Lara Marlowe: After the longest journey of my life, I am now a French citizen

The process was Kafkaesque, but I now cannot wait to vote as Citoyenne Marlowe

‘I sometimes joke I must have been French in a previous life, probably in 19th-century Paris.’ Photograph: Simon Dawson/Bloomberg

‘I sometimes joke I must have been French in a previous life, probably in 19th-century Paris.’ Photograph: Simon Dawson/Bloomberg

 

I completed the longest journey of my life on Thursday, in a functional room on the third floor of an annex of the Préfecture de Paris. There were 70 of us newly minted citizens, from dozens of countries and five continents.

Each of us was given a blue, white and red folder containing a letter from president Macron, a certificate of naturalisation signed by the prime minister, a French birth certificate, excerpts from the 1958 Constitution, the 1789 Declaration of the Rights of Man and the words of the national anthem.

A man with the title of director in charge of integration told us, “I fully measure your emotion which I share.” He quoted Albert Camus, “The French language is my country.”

I took my first French lesson at the age of seven. These many decades later, hearing and speaking French, reading and writing French, is still a joy to me.

Walking home one recent evening, I discovered this quote on the base of the statue of the philosopher Montaigne, across the street from the Sorbonne. “Paris has my heart since childhood. I am French because of this great city... the glory of France and one of the most noble ornaments of the world.” Forty-three years after I first set foot in Paris, its beauty still speaks to me.

As French citizens, we were admonished to respect not only the laws of the Republic, but also, in the words of the Enlightenment thinker Montesquieu, “the spirit of the laws”. France “is a project, a determination, a movement and an aspiration to the universal”, the director of integration told us. “Welcome to our beautiful nation.”

The official recalled our illustrious, naturalised predecessors, from my favourite poet, Guillaume Apollinaire, to Marie Curie, the only woman to have won the Nobel Prize twice, and my US compatriot Josephine Baker.

Participants in Thursday’s ceremony came from South Korea, Vietnam, Cameroon, Ivory Coast, Senegal, Argentina, Venezuela, Algeria, Egypt, Syria and Turkey. At least five came from EU countries, including the UK. This is the generous France that I love.

According to the statistics institute Insee, 114,274 people were naturalised in 2017. If one counts immigrants and their children, close to 20 per cent of the population are of foreign origin.

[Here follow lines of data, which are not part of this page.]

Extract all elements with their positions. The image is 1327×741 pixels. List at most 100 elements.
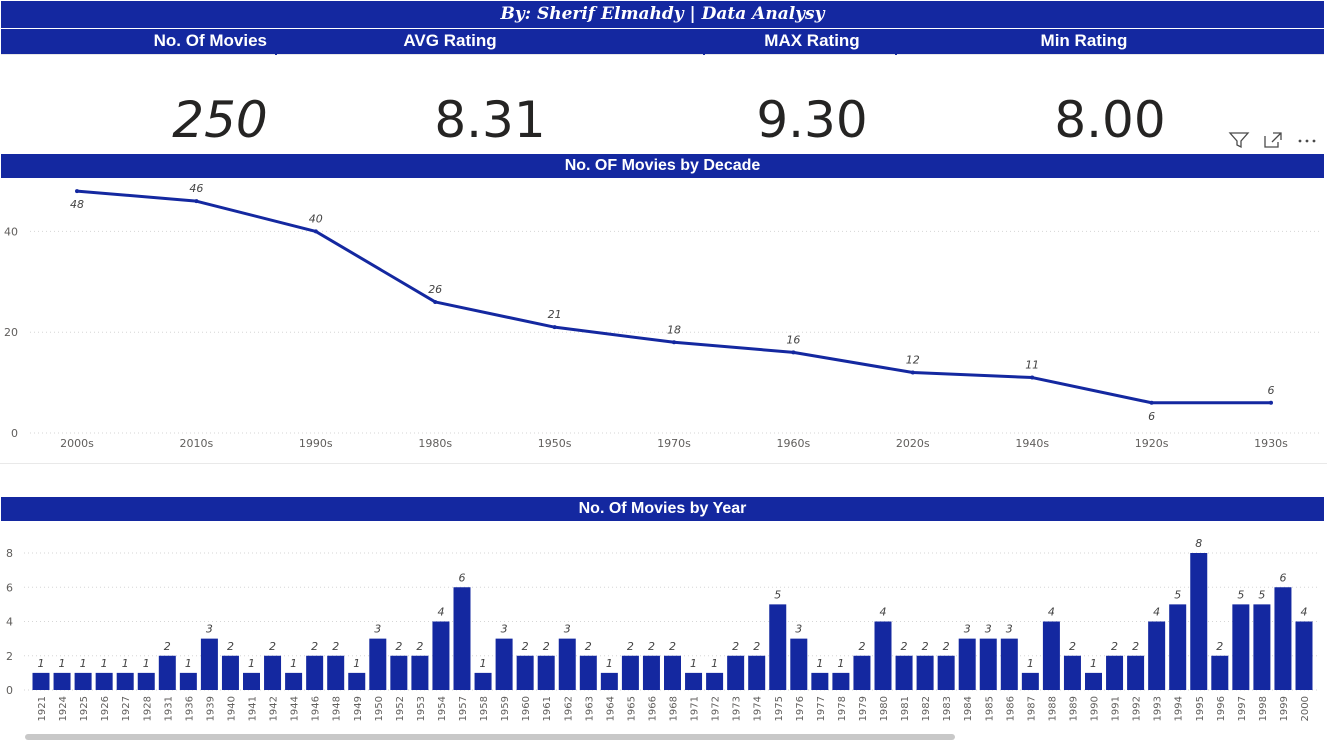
bar[interactable] (1021, 672, 1039, 690)
bar[interactable] (664, 655, 681, 690)
bar[interactable] (327, 655, 345, 690)
bar[interactable] (1232, 604, 1250, 690)
bar-data-label: 3 (374, 623, 381, 636)
bar-chart: 0 2 4 6 8 1 1921 1 1924 1 1925 1 1926 1 1927 1 1928 2 1931… (6, 537, 1320, 721)
bar[interactable] (348, 672, 366, 690)
bar[interactable] (221, 655, 239, 690)
bar[interactable] (158, 655, 176, 690)
bar[interactable] (1127, 655, 1145, 690)
bar[interactable] (74, 672, 92, 690)
bar-x-tick-label: 1961 (542, 696, 553, 721)
filter-icon[interactable] (1228, 130, 1250, 150)
bar[interactable] (1085, 672, 1102, 690)
line-x-tick-label: 1990s (299, 437, 333, 450)
bar[interactable] (895, 655, 913, 690)
bar[interactable] (1000, 638, 1018, 690)
bar[interactable] (495, 638, 513, 690)
bar[interactable] (411, 655, 429, 690)
bar[interactable] (1211, 655, 1229, 690)
bar[interactable] (453, 587, 471, 690)
bar[interactable] (537, 655, 555, 690)
bar[interactable] (369, 638, 387, 690)
bar[interactable] (706, 672, 724, 690)
line-x-tick-label: 2020s (896, 437, 930, 450)
bar[interactable] (600, 672, 618, 690)
bar[interactable] (979, 638, 997, 690)
report-title: By: Sherif Elmahdy | Data Analysy (1, 1, 1324, 28)
bar[interactable] (1253, 604, 1271, 690)
bar[interactable] (32, 672, 50, 690)
bar[interactable] (769, 604, 787, 690)
line-point[interactable] (313, 229, 318, 234)
line-y-tick-label: 20 (4, 326, 18, 339)
bar[interactable] (1063, 655, 1081, 690)
bar[interactable] (306, 655, 324, 690)
bar[interactable] (937, 655, 955, 690)
bar[interactable] (558, 638, 576, 690)
bar-x-tick-label: 1991 (1111, 696, 1122, 721)
bar[interactable] (853, 655, 871, 690)
bar[interactable] (53, 672, 71, 690)
bar-data-label: 2 (1111, 640, 1118, 653)
line-data-label: 46 (189, 182, 203, 195)
line-point[interactable] (1269, 400, 1273, 405)
bar[interactable] (1190, 553, 1208, 690)
line-point[interactable] (791, 350, 796, 355)
bar[interactable] (1042, 621, 1060, 691)
bar[interactable] (1274, 587, 1292, 690)
bar[interactable] (200, 638, 218, 690)
line-point[interactable] (433, 299, 438, 304)
bar-data-label: 4 (437, 606, 444, 619)
bar[interactable] (137, 672, 155, 690)
bar-x-tick-label: 1921 (37, 696, 48, 721)
bar[interactable] (516, 655, 534, 690)
bar[interactable] (790, 638, 808, 690)
bar[interactable] (579, 655, 597, 690)
bar-x-tick-label: 1941 (248, 696, 259, 721)
bar[interactable] (621, 655, 639, 690)
line-point[interactable] (194, 199, 199, 204)
bar[interactable] (285, 672, 303, 690)
visual-header-toolbar (1228, 128, 1323, 152)
bar[interactable] (1148, 621, 1166, 691)
bar[interactable] (95, 672, 113, 690)
bar[interactable] (832, 672, 850, 690)
bar[interactable] (116, 672, 134, 690)
bar[interactable] (916, 655, 934, 690)
bar-x-tick-label: 1986 (1005, 696, 1016, 721)
bar[interactable] (1295, 621, 1313, 691)
line-point[interactable] (1030, 375, 1035, 380)
bar[interactable] (1169, 604, 1187, 690)
bar-data-label: 1 (353, 657, 360, 670)
bar[interactable] (748, 655, 766, 690)
line-point[interactable] (552, 325, 557, 330)
bar[interactable] (390, 655, 408, 690)
bar-x-tick-label: 1974 (753, 696, 764, 721)
line-point[interactable] (910, 370, 915, 375)
kpi-avg-label: AVG Rating (277, 29, 703, 55)
line-series (76, 189, 1271, 405)
bar-x-tick-label: 1993 (1153, 696, 1164, 721)
bar[interactable] (1106, 655, 1124, 690)
bar[interactable] (685, 672, 703, 690)
bar[interactable] (474, 672, 492, 690)
bar-x-tick-label: 1989 (1068, 696, 1079, 721)
bar[interactable] (958, 638, 976, 690)
bar[interactable] (264, 655, 282, 690)
line-point[interactable] (1149, 400, 1154, 405)
line-point[interactable] (672, 340, 676, 345)
bar[interactable] (243, 672, 260, 690)
bar[interactable] (179, 672, 197, 690)
line-x-tick-label: 1970s (657, 437, 691, 450)
line-point[interactable] (75, 189, 79, 194)
focus-mode-icon[interactable] (1262, 130, 1284, 150)
bar[interactable] (432, 621, 450, 691)
bar-x-tick-label: 1954 (437, 696, 448, 721)
bar[interactable] (642, 655, 660, 690)
bar[interactable] (811, 672, 829, 690)
bar[interactable] (727, 655, 745, 690)
horizontal-scrollbar[interactable] (25, 734, 955, 740)
bar[interactable] (874, 621, 892, 691)
more-options-icon[interactable] (1296, 130, 1318, 150)
bar-data-label: 2 (164, 640, 171, 653)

The process of naturalisation, which I first undertook in 2003, was so long that I often grew discouraged

The ceremony ended in song. The scene in the Hollywood movie Casablanca, when a Resistance hero leads the habitués of Rick’s Café in a defiant rendition of La Marseillaise, in front of German occupation officers, has always brought tears to my eyes. On Thursday, I made it to the last verse before my throat caught and my best friend hugged me.

The mood was cheerful, almost giddy. I chatted with a young Moroccan woman working in cyber security, and an elderly Algerian woman who was visibly moved. We laughed when we called each other compatriot. We queued to have our photos taken beside the bust of Marianne, symbol of France.

Kafkaesque bureaucracy

My French journey started at the age of five, when my mother brought a small bronze Eiffel Tower and a scarf emblazoned with the monuments of Paris back to southern California. I have moved to Paris six times, most recently in 2013. Five times I left and longed to return.

The process of naturalisation, which I first undertook in 2003, was so long that I often grew discouraged. A Kafkaesque bureaucracy demanded sworn translations of virtually every civil document pertaining to my life, starting with my parents’ birth certificates and including clean police records from every place I have lived, diplomas, bank statements, deeds and tax returns.

The drop of French blood in my veins is not enough to explain my lifelong fascination. I sometimes joke that I must have been French in a previous life, probably in 19th-century Paris. I have acquired French qualities and flaws, as if by osmosis. Permanent dissatisfaction is the downside of perfectionism and a highly developed sense of aesthetics. Like my compatriots, I have a tendency to complicate things.

The French tricolour and the blue and gold European banner flanked the bust of Marianne. “You are also gaining citizenship of Europe, ” the director of integration told us. Becoming European is the best way I know of loving Ireland too, en même temps, as president Macron would say.

Voting, we were told on Thursday, is both a right and a duty. My first act as a French citizen was to register to vote. I cannot wait to cast my first ballot as Citoyenne Marlowe in the European elections on May 26th.